L'offre était alléchante, en tout sens et en tout points. Ça n'était pas Chako qui allait dire le contraire : elle tenait moins bien le choc contre l'appétit que son amante, qui était pourtant d'une constitution plus fragile qu'elle... mais le mental jouait beaucoup dans toutes ces choses-là.
Si elle avait été seule, la blonde aurait probablement donné son accord. Là, tout de suite. Mais Anko considérait la part sombre d'un tel marché, et n'hésita pas à en faire part à Mélinda :
« -Premièrement, ça n'est pas ma sœur, précisa-elle, un index griffu levé. Deuxièmement, je crois que, comme tous les bourges qui vivent sur ces terres, vous sous-estimez vraiment l'intelligence des pauvres...
Anko dégagea son épaule de l'emprise amicale de Mélinda, sans être vive, juste en secouant doucement. Elle s'éloigna d'un pas.
- C'est pas parce qu'on vit dans la rue qu'on est des abruties, vous savez. Moi aussi, je sais négocier, ajouta-elle, un sourire aux lèvres. Alors...
Chako considérait son amie, ne comprenant pas grand-chose au deal.
- Rajoutez la promenade dans votre petite liste, demanda la brune, et laissez-nous un peu de temps pour nous décider. Mettons... deux, trois jours ? Après, nous aviserons. Vous nous ferez signer un contrat s'il y a... parce que, bizarrement, on sait écrire. Ah, et il va falloir nous certifier que vous ne nous toucherez pas.
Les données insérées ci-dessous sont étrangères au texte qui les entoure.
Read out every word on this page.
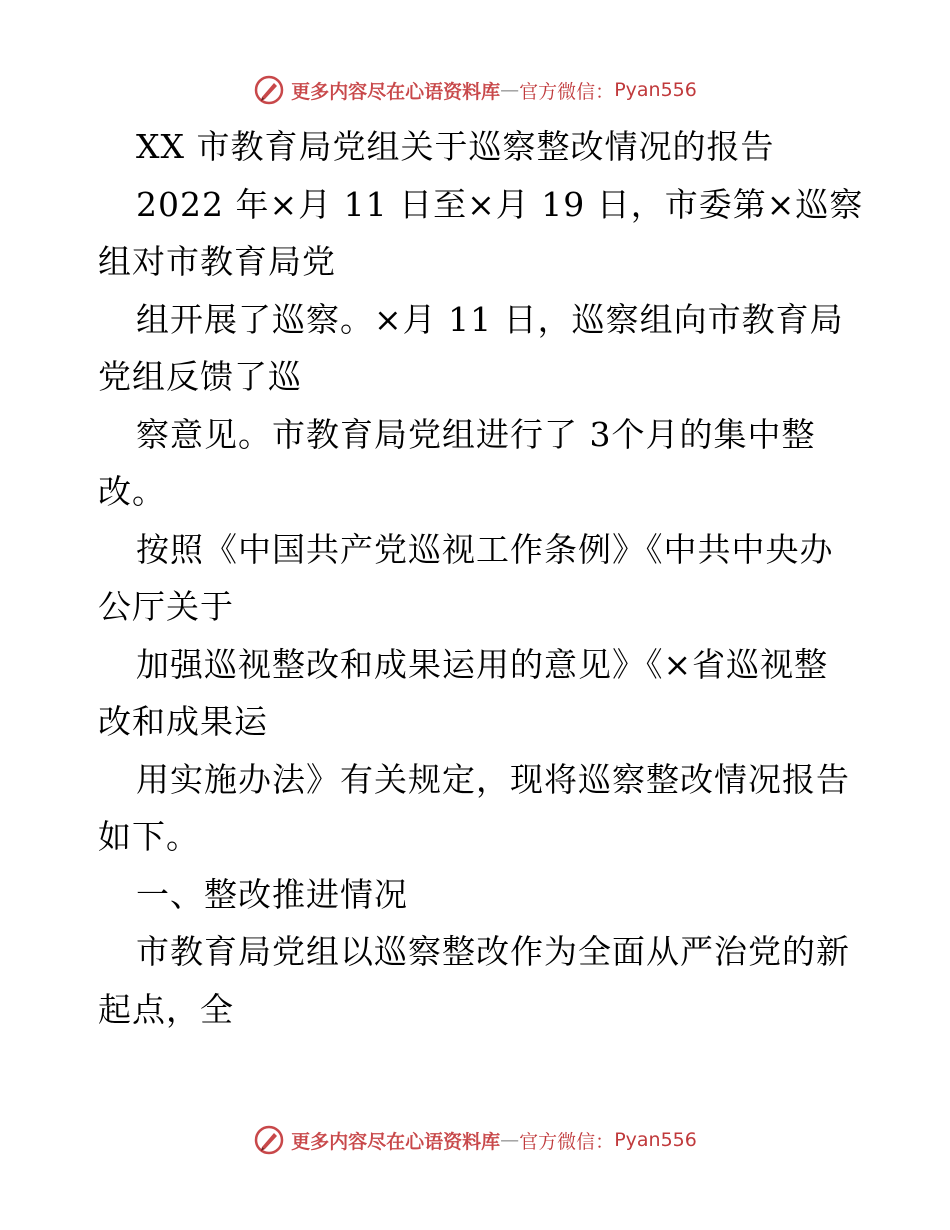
更多内容尽在心语资料库 — 官方微信： Pyan556
XX 市教育局党组关于巡察整改情况的报告
2022 年×月 11 日至×月 19 日，市委第×巡察
组对市教育局党
组开展了巡察。×月 11 日，巡察组向市教育局
党组反馈了巡
察意见。市教育局党组进行了 3个月的集中整
改。
按照《中国共产党巡视工作条例》《中共中央办
公厅关于
加强巡视整改和成果运用的意见》《×省巡视整
改和成果运
用实施办法》有关规定，现将巡察整改情况报告
如下。
一、整改推进情况
市教育局党组以巡察整改作为全面从严治党的新
起点，全
更多内容尽在心语资料库 — 官方微信： Pyan556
Sansplus d'explications, la brune fit un rapide croche-pied à sa copine qui, dans un jappement de surprise, s'étala sur le sol. Les pieds dans la robe, elle n'eut pas le temps de se relever que Anko lui saisissait une cheville, et montrait à Mélinda une impressionnante ecchymose, au moins de la taille d'un poing d'homme, qui ornait l'intérieur de la cuisse blanche. La marque datait de quelques jours, quand elles avaient subi une agression sur la place du marché, en essayant de voler une miche de pain.
- J'ai la même dans le dos, précisa la chatte, impassible. Et je ne veux plus voir ça. Ni sur moi, ni sur elle. C'est compris ?
Les derniers mots furent prononcés dans un feulement.